Diabete mellito tipo 1

È caratterizzata da una carente produzione di insulina dovuta nel 90% dei casi alla distruzione autoimmune delle cellule pancreatiche produttrici di insulina. L'iperglicemia innescata nel tempo porta a complicazioni che limitano la vita. La prevalenza è stimata intorno al 10% e si verifica preferibilmente in un'età precoce, anche se può verificarsi a qualsiasi età.

Il diabete di tipo 1 si scatena con uguale incidenza sia negli uomini che nelle donne, preferibilmente nei bambini o nei giovani adulti sotto i 20 anni, come risultato della distruzione da parte del sistema immunitario delle cellule beta-pancreatiche che producono insulina. La causa esatta di questa distruzione autoimmune non è nota, tuttavia, è stato suggerito che oltre al contributo genetico, fattori ambientali come virus o certi climi possono innescare la malattia. Tuttavia, nel 10% dei casi, gli autoanticorpi contro queste cellule nel corpo non sono stati rilevati.

Lesioni al pancreas come infezioni, tumori, operazioni, traumi o incidenti che scatenano anche uno stress fisico possono contribuire allo sviluppo di questa condizione endocrina.

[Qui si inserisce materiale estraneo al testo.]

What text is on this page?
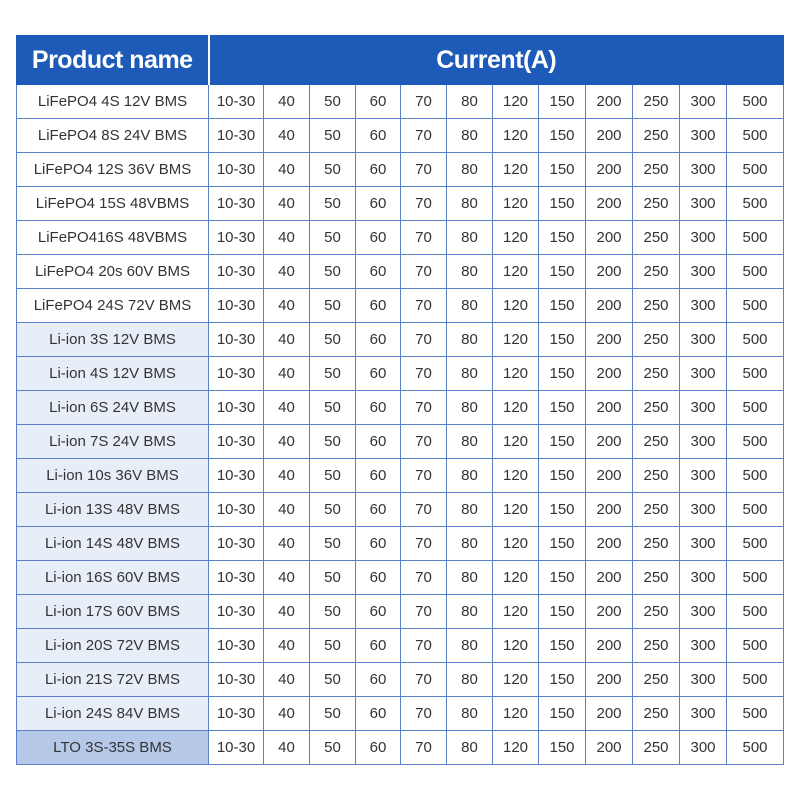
Product name	Current(A)											
LiFePO4 4S 12V BMS	10-30	40	50	60	70	80	120	150	200	250	300	500
LiFePO4 8S 24V BMS	10-30	40	50	60	70	80	120	150	200	250	300	500
LiFePO4 12S 36V BMS	10-30	40	50	60	70	80	120	150	200	250	300	500
LiFePO4 15S 48VBMS	10-30	40	50	60	70	80	120	150	200	250	300	500
LiFePO416S 48VBMS	10-30	40	50	60	70	80	120	150	200	250	300	500
LiFePO4 20s 60V BMS	10-30	40	50	60	70	80	120	150	200	250	300	500
LiFePO4 24S 72V BMS	10-30	40	50	60	70	80	120	150	200	250	300	500
Li-ion 3S 12V BMS	10-30	40	50	60	70	80	120	150	200	250	300	500
Li-ion 4S 12V BMS	10-30	40	50	60	70	80	120	150	200	250	300	500
Li-ion 6S 24V BMS	10-30	40	50	60	70	80	120	150	200	250	300	500
Li-ion 7S 24V BMS	10-30	40	50	60	70	80	120	150	200	250	300	500
Li-ion 10s 36V BMS	10-30	40	50	60	70	80	120	150	200	250	300	500
Li-ion 13S 48V BMS	10-30	40	50	60	70	80	120	150	200	250	300	500
Li-ion 14S 48V BMS	10-30	40	50	60	70	80	120	150	200	250	300	500
Li-ion 16S 60V BMS	10-30	40	50	60	70	80	120	150	200	250	300	500
Li-ion 17S 60V BMS	10-30	40	50	60	70	80	120	150	200	250	300	500
Li-ion 20S 72V BMS	10-30	40	50	60	70	80	120	150	200	250	300	500
Li-ion 21S 72V BMS	10-30	40	50	60	70	80	120	150	200	250	300	500
Li-ion 24S 84V BMS	10-30	40	50	60	70	80	120	150	200	250	300	500
LTO 3S-35S BMS	10-30	40	50	60	70	80	120	150	200	250	300	500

Inoltre, un rischio maggiore di sviluppare questa condizione è stato identificato negli individui caucasici.

Sintomi

I segni e i sintomi del diabete di tipo 1 possono essere sottili e comparire relativamente all'improvviso:

  • Aumento della sete e della fame estrema.
  • Urgenza o incontinenza urinaria in giovane età.
  • perdita di peso inspiegabile
  • Malessere e vomito.
  • Irritabilità e altri sbalzi d'umore.
  • stanchezza e debolezza
  • visione offuscata
  • infezioni ricorrenti della pelle, del tratto urinario.

Tuttavia, possono diventare gravi, compresi i segni di un'emergenza che possono richiedere un intervento medico il più presto possibile, come tremori e confusione, respirazione rapida, odore di respiro fruttato (chetoacidosi) o perdita di coscienza.

Prevenzione

Non c'è un modo conosciuto per prevenire il diabete di tipo 1, anche se è vero che l'educazione al diabete è una parte molto importante della gestione del diabete, soprattutto considerando lo sviluppo di complicazioni in una moltitudine di organi da iperglicemia a lungo termine. È il caso della retinopatia sulla retina oculare, della nefropatia dovuta al danno renale, della neuropatia dovuta al coinvolgimento del sistema nervoso centrale, o delle vasculopatie che portano a un aumento del rischio di incidenti cardiovascolari, arteriosclerosi o malattie cardiache precoci.

La pianificazione educativa, il supporto continuo e la motivazione sono necessari per una corretta gestione all'età dell'esordio. Le prove disponibili mostrano un effetto benefico dell'educazione sia del bambino o dell'adolescente, sia dei membri della famiglia, sul controllo glicemico non solo in relazione al trattamento a base di insulina, ma anche nel contesto della dieta, dell'esercizio fisico e del mantenimento di uno stile di vita sano (evitando alcol, tabacco e altre sostanze di abuso). Un buon controllo metabolico è fondamentale per prevenire complicazioni a breve e a lungo termine.

Numero di varianti osservate

13,5 milioni di varianti

Numero di loci di rischio analizzati nello studio

110 loci

Bibliografia

Lucier J et al. Diabetes mellitus Type 1

WebMD. Diabetes mellitus Type 1 [March 2022]

National Institute of Diabetes and Digestive and Kidney Diseases. Diabetes [March 2022]

Chiou J et al. Interpreting type 1 diabetes risk with genetics and single-cell epigenomics. Nature. 2021 Jun;594(7863):398-402.